Douglas first notified legislative employees that Knisely would “serve a vital role” in WVPB’s coverage of the 2023 legislative session. The chief operational officer of the station omitted him from an email stating that she would not require credentials after all.

This upset Senate spokesperson Jacque Bland, who contacted Douglas through email to inquire about it.

She said, “It feels kind of gross and shady to me that someone else would dip in and say that one of your reporters won’t have any assignments related to the session,”

She continued, “I definitely wanted you to be aware that Butch and Pals were trying to stick their fingers in the pie.”

The following day, Douglas responded that he had been summoned to Antolini’s office and informed that “things had changed with Amelia.” He stated that he did not appreciate WVPB leadership acting behind his back, but that he had no control over the situation.

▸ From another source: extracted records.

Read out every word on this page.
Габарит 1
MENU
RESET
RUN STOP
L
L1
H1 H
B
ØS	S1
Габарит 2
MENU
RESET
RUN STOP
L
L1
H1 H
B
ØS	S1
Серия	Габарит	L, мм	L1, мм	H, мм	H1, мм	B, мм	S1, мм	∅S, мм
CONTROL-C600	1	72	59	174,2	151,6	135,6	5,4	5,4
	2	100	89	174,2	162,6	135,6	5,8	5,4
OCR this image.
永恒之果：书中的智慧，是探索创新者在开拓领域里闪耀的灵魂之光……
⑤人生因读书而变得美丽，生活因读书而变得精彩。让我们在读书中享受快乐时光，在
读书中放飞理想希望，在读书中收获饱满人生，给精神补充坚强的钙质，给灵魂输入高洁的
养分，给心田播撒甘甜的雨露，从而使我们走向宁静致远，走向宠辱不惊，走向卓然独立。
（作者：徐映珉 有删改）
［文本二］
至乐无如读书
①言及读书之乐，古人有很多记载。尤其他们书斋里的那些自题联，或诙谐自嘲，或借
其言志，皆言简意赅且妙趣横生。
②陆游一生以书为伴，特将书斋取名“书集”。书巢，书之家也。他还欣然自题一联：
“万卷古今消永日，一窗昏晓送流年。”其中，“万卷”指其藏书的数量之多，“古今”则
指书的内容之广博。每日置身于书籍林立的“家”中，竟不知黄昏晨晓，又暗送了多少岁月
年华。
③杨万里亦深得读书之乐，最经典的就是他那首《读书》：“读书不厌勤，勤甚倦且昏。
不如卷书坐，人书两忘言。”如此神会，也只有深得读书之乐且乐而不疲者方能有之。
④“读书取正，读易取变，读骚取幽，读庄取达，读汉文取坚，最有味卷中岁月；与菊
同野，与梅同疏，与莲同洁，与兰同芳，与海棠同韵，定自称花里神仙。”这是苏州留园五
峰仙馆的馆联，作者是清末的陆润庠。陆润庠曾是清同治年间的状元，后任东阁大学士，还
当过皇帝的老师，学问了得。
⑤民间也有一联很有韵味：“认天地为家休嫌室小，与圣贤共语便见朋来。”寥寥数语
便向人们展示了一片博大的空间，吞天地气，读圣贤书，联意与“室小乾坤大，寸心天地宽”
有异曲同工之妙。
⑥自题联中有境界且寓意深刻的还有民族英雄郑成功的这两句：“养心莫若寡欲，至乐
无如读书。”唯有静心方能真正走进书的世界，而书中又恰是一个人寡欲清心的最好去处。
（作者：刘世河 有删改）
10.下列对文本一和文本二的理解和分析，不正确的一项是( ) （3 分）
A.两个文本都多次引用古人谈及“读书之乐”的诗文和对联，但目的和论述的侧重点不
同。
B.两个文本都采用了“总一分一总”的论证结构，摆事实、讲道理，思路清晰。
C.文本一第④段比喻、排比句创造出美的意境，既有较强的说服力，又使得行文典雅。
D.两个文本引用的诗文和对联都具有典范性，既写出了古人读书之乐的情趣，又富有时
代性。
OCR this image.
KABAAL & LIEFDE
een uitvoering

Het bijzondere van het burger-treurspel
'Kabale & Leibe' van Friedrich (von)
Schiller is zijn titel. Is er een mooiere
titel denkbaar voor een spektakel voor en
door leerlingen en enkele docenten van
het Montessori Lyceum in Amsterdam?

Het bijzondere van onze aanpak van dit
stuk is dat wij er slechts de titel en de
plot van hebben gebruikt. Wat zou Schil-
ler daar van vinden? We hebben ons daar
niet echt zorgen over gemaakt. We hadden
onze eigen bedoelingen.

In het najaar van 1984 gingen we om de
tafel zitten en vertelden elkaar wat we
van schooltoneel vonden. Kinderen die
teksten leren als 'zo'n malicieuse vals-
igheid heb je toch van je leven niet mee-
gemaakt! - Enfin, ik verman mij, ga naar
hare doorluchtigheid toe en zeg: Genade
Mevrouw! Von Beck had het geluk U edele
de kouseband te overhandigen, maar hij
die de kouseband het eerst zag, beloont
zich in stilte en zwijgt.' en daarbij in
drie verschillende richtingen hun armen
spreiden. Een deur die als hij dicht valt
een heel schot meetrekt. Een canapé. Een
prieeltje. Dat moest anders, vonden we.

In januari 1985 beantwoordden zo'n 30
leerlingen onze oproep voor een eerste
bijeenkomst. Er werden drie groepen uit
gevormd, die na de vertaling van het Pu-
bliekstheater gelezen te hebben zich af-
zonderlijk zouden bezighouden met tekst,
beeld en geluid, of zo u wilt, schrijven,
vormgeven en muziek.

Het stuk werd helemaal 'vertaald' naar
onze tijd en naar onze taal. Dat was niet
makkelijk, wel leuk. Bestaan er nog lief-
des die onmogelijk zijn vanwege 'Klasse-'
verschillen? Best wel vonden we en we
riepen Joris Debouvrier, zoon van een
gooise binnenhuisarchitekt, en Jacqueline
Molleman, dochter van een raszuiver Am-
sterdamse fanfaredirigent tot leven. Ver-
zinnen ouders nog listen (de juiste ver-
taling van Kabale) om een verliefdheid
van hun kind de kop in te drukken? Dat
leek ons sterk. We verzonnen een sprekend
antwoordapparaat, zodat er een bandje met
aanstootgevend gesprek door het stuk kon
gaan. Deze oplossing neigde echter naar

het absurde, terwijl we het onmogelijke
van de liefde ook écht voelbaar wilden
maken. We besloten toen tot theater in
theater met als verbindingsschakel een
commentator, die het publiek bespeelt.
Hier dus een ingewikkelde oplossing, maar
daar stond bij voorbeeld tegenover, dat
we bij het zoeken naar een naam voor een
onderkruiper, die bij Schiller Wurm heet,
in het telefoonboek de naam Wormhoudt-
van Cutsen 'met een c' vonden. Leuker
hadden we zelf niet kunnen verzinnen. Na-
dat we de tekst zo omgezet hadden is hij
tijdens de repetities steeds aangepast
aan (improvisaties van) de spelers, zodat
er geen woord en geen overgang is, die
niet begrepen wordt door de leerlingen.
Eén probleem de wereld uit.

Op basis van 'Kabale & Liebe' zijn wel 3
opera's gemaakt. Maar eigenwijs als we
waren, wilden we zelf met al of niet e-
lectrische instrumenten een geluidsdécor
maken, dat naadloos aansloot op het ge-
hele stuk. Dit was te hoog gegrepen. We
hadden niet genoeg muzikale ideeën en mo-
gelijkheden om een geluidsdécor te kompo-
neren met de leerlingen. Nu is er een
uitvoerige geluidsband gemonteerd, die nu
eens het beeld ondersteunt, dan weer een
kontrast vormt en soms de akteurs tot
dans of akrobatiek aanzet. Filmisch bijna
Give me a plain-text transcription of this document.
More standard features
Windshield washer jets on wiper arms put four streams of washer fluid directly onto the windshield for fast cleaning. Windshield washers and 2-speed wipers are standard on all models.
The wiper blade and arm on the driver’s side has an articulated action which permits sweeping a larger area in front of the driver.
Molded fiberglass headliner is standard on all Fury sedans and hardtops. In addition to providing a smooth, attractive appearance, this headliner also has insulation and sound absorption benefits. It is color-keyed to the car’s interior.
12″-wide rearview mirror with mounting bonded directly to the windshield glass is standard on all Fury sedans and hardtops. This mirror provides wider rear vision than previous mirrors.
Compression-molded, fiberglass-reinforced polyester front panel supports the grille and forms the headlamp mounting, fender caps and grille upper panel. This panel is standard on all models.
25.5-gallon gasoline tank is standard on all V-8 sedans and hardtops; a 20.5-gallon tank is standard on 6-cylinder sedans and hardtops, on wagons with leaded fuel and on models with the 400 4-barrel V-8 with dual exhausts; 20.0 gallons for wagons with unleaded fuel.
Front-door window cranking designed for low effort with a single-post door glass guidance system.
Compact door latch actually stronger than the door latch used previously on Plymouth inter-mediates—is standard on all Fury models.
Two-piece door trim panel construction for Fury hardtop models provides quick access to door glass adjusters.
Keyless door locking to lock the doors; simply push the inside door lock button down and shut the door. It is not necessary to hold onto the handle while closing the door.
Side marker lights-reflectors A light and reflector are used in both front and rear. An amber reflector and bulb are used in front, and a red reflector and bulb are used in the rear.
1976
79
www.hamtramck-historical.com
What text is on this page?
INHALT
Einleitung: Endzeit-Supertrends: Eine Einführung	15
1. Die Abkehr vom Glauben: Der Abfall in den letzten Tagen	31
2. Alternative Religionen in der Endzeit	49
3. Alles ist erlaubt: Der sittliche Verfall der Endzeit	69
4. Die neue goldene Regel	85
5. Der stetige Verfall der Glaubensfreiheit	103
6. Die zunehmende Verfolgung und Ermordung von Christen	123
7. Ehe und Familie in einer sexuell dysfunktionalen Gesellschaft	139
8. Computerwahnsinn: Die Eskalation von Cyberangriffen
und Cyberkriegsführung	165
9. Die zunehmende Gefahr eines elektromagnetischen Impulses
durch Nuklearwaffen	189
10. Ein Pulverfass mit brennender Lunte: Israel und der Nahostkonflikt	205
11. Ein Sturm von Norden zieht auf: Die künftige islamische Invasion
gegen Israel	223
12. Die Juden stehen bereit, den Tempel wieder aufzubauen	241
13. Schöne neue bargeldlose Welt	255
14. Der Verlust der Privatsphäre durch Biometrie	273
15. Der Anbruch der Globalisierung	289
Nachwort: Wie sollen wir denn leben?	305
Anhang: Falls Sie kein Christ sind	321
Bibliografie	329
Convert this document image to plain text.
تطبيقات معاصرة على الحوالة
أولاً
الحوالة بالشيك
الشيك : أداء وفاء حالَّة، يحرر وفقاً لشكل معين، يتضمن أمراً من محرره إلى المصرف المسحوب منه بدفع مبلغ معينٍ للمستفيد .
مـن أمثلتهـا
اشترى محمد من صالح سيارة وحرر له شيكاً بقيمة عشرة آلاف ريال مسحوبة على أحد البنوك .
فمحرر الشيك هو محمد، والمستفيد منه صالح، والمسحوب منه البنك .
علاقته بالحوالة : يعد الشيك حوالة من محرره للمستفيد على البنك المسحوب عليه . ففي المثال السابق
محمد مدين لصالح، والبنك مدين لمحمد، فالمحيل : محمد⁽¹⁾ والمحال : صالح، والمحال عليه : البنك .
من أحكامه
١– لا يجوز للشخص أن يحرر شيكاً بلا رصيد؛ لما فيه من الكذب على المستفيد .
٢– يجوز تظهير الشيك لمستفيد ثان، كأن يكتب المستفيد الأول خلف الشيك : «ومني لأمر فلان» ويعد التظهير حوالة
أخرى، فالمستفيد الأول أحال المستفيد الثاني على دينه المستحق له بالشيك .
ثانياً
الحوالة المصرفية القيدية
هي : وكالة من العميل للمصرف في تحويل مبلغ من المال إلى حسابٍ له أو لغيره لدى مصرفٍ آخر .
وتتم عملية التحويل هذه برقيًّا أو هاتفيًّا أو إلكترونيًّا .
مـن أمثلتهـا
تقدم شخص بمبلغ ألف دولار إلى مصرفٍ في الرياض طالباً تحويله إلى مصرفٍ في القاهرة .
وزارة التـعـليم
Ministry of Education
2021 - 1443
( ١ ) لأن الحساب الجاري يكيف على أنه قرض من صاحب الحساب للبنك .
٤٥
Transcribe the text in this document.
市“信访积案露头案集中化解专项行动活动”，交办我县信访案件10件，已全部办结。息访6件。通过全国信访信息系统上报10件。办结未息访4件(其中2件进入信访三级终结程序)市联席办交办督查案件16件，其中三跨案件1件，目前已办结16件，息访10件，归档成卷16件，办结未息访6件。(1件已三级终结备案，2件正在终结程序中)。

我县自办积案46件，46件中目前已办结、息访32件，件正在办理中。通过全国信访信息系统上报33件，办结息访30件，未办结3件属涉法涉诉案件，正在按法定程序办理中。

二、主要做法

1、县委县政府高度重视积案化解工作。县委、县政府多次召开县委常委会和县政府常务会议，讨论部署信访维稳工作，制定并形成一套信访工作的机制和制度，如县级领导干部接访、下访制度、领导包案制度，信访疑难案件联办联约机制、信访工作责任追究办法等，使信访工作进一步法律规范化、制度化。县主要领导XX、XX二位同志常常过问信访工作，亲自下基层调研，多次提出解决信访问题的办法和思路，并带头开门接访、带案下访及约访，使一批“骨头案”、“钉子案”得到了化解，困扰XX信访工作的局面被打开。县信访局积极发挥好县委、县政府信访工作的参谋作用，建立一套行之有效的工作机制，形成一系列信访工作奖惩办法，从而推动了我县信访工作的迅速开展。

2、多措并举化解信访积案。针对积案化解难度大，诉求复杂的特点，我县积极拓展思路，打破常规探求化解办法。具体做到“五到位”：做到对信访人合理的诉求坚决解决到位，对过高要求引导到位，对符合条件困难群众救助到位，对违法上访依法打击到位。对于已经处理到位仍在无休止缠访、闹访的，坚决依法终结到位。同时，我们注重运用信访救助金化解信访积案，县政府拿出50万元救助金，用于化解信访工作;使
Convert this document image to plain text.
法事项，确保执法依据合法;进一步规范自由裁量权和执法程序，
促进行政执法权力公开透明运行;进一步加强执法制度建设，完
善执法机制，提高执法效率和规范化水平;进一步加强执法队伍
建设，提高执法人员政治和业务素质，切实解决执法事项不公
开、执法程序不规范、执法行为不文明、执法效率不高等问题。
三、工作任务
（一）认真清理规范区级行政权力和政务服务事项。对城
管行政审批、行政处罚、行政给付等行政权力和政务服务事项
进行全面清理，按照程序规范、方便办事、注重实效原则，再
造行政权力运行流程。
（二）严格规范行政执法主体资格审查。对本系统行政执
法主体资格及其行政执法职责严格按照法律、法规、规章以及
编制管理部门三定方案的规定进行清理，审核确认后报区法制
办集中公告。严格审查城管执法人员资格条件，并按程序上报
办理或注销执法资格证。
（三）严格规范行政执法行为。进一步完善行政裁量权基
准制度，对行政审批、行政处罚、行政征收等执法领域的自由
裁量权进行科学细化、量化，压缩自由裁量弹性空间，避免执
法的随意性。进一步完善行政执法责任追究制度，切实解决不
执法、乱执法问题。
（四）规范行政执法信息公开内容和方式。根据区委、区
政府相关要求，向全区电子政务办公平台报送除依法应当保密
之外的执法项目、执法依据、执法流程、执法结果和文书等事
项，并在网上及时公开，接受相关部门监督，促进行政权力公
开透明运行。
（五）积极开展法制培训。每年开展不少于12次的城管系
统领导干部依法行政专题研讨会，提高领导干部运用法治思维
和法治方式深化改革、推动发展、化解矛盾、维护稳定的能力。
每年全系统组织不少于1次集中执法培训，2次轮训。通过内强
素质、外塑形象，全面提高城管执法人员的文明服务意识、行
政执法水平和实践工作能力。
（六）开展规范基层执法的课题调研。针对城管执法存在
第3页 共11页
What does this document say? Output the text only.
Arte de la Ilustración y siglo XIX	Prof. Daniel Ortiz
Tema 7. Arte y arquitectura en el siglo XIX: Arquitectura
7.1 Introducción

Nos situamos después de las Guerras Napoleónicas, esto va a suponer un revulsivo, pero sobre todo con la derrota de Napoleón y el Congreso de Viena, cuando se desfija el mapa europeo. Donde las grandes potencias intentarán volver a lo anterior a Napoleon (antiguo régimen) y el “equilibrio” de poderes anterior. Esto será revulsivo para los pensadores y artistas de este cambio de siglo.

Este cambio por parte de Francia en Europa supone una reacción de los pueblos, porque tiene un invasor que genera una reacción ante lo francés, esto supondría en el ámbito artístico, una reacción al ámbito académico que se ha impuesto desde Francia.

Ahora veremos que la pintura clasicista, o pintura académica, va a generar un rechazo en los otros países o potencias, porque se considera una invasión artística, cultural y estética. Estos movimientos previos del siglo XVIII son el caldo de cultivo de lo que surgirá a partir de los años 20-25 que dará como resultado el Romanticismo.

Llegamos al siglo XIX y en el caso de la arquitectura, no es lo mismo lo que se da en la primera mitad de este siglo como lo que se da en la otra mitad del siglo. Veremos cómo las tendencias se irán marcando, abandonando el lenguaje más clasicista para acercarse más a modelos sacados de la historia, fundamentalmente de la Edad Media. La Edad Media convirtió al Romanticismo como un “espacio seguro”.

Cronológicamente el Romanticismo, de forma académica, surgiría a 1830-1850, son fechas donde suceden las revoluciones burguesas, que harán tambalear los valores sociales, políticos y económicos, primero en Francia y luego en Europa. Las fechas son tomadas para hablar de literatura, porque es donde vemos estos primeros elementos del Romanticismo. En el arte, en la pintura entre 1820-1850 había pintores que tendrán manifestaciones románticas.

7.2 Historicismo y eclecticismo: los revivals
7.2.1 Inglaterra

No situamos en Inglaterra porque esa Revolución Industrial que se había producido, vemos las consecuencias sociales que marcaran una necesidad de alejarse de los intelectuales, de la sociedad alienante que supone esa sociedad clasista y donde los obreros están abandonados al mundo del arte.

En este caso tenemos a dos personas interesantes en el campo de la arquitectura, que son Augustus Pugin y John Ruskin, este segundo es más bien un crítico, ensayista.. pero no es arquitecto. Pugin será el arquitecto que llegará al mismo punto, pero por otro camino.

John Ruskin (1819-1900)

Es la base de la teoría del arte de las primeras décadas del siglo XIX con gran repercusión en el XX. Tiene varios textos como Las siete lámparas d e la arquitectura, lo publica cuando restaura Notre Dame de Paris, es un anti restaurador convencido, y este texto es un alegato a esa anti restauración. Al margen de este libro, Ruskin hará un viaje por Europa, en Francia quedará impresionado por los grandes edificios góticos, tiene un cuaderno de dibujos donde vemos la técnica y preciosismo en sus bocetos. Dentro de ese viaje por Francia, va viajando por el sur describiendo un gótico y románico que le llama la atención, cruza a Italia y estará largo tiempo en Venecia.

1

“And you’re right, it does feel gross and shady,” he wrote.

Knisely reported receiving notification on December 20 that part-time roles were being removed. During this time, her email and key card were deleted.

This week, Knisely announced on Twitter she was hired by the Beckley-based newspaper The Register-Herald to report on West Virginia’s upcoming legislative session. She stated that her coverage will encompass developments at the state Department of Health and Human Resources.